# How do I look?



## Donnag (Jul 5, 2011)

Well we finally got our fleece just in time. Thought you might like to see Wynny in her new outfit, must admit I think it looks gorgeous  she's quite proud of it too lol.

It's so easy to get on, I did buy the bigger size so we have to roll up the sleeves but its no problem. She comes home from our walks lovely and clean and dry. THOROUGHLY RECOMMEND


----------



## lady amanda (Nov 26, 2010)

awww she looks adorable!! looks at though I am going to have to find a Canadian seller of these things!


----------



## jaimebpa1 (Nov 8, 2011)

So cute! I love those jackets on them!


----------



## JoJo (Mar 2, 2011)

Beautiful Wynny


----------



## Sezra (May 20, 2011)

She looks gorgeous!


----------



## wellerfeller (Jul 12, 2011)

Very cute!!


----------



## mariag (Jun 19, 2011)

Awwwww she looks so sweet Donna


----------



## JulesB (Mar 6, 2011)

Aww she looks very cute!! xx


----------



## JulesB (Mar 6, 2011)

lady amanda said:


> awww she looks adorable!! looks at though I am going to have to find a Canadian seller of these things!

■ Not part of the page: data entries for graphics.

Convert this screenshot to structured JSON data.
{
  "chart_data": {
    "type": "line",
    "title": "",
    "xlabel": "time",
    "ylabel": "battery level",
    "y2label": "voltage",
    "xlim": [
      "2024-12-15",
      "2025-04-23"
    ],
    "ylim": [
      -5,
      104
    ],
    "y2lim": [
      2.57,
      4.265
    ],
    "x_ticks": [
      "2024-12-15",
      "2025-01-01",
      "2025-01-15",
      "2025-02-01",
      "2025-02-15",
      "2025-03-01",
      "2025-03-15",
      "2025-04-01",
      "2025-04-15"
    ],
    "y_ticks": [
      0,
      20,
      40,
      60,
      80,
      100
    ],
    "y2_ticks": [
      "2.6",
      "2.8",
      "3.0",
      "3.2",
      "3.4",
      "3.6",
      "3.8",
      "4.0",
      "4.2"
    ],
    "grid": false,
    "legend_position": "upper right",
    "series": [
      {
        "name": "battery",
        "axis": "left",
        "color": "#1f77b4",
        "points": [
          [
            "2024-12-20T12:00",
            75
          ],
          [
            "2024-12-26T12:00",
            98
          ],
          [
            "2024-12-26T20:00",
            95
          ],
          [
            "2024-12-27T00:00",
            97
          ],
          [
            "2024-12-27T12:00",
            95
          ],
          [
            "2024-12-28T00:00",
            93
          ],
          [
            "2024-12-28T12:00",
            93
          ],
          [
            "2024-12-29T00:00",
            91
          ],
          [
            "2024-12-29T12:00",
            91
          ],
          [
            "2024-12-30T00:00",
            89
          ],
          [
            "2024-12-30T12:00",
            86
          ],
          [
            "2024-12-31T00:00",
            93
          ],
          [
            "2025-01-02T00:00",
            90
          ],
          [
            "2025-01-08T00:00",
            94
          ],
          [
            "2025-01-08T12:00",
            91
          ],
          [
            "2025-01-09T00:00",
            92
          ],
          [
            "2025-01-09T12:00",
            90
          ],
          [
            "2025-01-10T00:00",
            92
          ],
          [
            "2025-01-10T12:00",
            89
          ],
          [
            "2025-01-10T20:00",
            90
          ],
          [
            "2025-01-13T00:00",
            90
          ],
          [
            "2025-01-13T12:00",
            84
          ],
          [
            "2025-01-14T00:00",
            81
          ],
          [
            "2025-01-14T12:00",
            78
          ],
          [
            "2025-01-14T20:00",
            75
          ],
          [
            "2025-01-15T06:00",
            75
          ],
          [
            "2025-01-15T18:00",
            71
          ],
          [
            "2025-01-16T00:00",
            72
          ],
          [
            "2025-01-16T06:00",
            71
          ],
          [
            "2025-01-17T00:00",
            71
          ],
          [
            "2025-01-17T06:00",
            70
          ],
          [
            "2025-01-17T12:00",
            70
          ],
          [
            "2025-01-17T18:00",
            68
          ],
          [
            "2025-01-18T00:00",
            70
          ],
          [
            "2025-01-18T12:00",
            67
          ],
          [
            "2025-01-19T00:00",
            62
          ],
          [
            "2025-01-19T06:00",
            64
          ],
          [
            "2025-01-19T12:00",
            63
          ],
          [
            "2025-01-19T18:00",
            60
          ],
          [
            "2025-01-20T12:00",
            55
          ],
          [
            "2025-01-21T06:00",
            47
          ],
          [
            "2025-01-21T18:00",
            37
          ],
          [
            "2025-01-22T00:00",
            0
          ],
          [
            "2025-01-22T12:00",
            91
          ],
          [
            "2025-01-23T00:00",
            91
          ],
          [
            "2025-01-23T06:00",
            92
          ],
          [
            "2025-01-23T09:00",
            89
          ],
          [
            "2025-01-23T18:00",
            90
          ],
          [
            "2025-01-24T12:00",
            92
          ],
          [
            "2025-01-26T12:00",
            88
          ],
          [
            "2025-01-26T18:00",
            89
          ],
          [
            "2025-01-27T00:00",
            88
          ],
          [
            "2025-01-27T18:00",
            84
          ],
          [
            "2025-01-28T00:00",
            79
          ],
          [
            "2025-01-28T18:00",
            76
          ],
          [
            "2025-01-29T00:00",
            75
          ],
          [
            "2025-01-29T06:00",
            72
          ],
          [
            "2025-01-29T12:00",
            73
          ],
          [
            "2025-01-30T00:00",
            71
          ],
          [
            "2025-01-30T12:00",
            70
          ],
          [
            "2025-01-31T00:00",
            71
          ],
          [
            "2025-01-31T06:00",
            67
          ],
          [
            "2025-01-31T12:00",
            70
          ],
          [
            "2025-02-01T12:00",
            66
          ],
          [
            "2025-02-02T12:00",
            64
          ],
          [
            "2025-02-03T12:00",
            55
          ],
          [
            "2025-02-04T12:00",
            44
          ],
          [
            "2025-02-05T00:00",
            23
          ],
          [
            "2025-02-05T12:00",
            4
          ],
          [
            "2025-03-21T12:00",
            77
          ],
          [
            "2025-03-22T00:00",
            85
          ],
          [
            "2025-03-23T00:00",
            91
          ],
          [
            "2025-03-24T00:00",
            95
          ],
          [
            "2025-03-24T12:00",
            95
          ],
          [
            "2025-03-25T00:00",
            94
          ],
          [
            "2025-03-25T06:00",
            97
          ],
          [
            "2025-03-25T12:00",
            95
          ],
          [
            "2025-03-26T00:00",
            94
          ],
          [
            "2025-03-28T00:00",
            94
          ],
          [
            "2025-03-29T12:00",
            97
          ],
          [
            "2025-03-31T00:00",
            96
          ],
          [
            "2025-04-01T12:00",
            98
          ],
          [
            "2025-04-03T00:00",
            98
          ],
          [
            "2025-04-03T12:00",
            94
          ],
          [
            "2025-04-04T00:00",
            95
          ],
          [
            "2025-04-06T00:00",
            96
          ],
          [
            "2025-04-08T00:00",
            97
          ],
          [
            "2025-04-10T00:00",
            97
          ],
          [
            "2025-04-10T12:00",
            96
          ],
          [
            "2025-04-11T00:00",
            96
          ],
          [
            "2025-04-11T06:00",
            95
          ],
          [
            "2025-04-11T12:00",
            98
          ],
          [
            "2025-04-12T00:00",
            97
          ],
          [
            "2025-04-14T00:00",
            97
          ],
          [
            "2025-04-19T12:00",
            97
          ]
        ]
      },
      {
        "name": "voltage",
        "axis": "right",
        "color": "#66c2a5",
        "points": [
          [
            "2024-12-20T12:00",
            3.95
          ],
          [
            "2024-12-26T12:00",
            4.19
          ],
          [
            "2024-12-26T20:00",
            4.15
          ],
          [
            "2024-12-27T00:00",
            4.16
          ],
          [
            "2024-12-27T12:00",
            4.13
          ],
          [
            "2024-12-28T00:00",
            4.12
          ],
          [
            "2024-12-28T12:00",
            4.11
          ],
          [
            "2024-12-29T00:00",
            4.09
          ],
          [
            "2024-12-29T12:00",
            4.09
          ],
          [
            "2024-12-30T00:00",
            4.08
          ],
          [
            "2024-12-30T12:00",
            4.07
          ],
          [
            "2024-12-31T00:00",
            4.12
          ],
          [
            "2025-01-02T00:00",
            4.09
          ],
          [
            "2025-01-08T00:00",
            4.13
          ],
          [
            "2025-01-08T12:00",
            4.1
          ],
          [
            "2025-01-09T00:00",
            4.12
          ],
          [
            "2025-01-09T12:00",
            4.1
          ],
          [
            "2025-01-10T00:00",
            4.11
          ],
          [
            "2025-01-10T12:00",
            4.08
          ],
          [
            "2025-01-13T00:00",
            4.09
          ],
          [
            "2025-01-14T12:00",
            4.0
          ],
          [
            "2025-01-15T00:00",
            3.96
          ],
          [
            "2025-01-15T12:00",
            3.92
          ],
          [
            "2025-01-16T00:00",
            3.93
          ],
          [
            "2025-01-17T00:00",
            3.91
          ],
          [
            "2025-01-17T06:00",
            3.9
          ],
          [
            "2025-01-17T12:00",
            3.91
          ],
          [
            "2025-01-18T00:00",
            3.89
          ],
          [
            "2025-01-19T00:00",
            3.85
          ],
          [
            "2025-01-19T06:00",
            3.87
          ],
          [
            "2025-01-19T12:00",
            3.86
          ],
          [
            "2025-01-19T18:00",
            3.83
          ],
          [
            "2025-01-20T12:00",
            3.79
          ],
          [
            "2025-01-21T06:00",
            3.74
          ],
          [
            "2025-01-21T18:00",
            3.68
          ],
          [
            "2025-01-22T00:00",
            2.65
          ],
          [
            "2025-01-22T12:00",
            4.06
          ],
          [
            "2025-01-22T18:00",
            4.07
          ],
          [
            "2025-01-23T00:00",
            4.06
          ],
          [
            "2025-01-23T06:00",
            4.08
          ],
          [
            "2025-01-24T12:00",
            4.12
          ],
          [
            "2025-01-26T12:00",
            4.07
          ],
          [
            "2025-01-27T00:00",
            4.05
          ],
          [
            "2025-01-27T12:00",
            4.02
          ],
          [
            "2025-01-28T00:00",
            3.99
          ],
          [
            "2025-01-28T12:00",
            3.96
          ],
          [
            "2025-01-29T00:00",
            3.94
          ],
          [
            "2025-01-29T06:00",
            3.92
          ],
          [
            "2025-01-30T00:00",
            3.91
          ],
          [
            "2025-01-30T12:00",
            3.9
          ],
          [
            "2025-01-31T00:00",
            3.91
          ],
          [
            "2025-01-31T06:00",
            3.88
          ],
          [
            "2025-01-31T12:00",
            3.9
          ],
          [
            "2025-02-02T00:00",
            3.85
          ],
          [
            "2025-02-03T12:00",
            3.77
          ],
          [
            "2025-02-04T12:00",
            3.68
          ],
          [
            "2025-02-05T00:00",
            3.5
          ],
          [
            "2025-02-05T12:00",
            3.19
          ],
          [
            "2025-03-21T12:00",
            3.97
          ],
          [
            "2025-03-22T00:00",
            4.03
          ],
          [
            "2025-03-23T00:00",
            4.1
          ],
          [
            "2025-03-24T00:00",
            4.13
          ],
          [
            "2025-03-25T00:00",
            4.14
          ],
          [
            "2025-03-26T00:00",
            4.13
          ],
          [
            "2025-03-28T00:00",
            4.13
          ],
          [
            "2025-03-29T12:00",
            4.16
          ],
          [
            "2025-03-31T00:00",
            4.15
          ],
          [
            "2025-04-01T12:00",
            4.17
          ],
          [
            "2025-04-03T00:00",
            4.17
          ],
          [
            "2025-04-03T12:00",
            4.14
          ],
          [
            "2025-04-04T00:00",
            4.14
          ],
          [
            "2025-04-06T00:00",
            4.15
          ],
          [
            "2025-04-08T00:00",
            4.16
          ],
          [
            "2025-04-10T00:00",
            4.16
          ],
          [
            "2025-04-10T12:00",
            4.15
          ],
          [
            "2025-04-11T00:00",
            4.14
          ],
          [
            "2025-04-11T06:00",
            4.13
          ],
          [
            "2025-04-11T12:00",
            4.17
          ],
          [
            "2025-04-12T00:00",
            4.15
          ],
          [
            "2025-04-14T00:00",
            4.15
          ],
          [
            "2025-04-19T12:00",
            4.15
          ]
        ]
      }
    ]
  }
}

Am sure we could arrange to send one to you if you want one.

x


----------



## Turi (Jun 28, 2011)

She looks gorgeous, love the colour!


----------



## curt3007 (May 28, 2011)

love the colour, looks very sumptuous


----------



## ali-s.j. (Jun 6, 2011)

Nice word, sumptuous 
Wynny looks good in that colour Donna


----------



## Soo (Dec 16, 2011)

Lovely.

My girls are impatiently waiting their equafleece jumpers that will hopefully come in tomorrow.


----------



## mandym (Jun 5, 2011)

What a gorgeous girl wynny is,she looks beautiful in her fleece xxx


----------



## M&M's mummy (Jul 12, 2011)

She looks all cosy and snuggly and very cute


----------



## Scarlett (Dec 15, 2011)

She looks beautiful! What a perfect colour for her!

I agree, Amanda! We definitely need a local seller. I feel so bad for Scarlett when she has those snowballs stuck all over her!


----------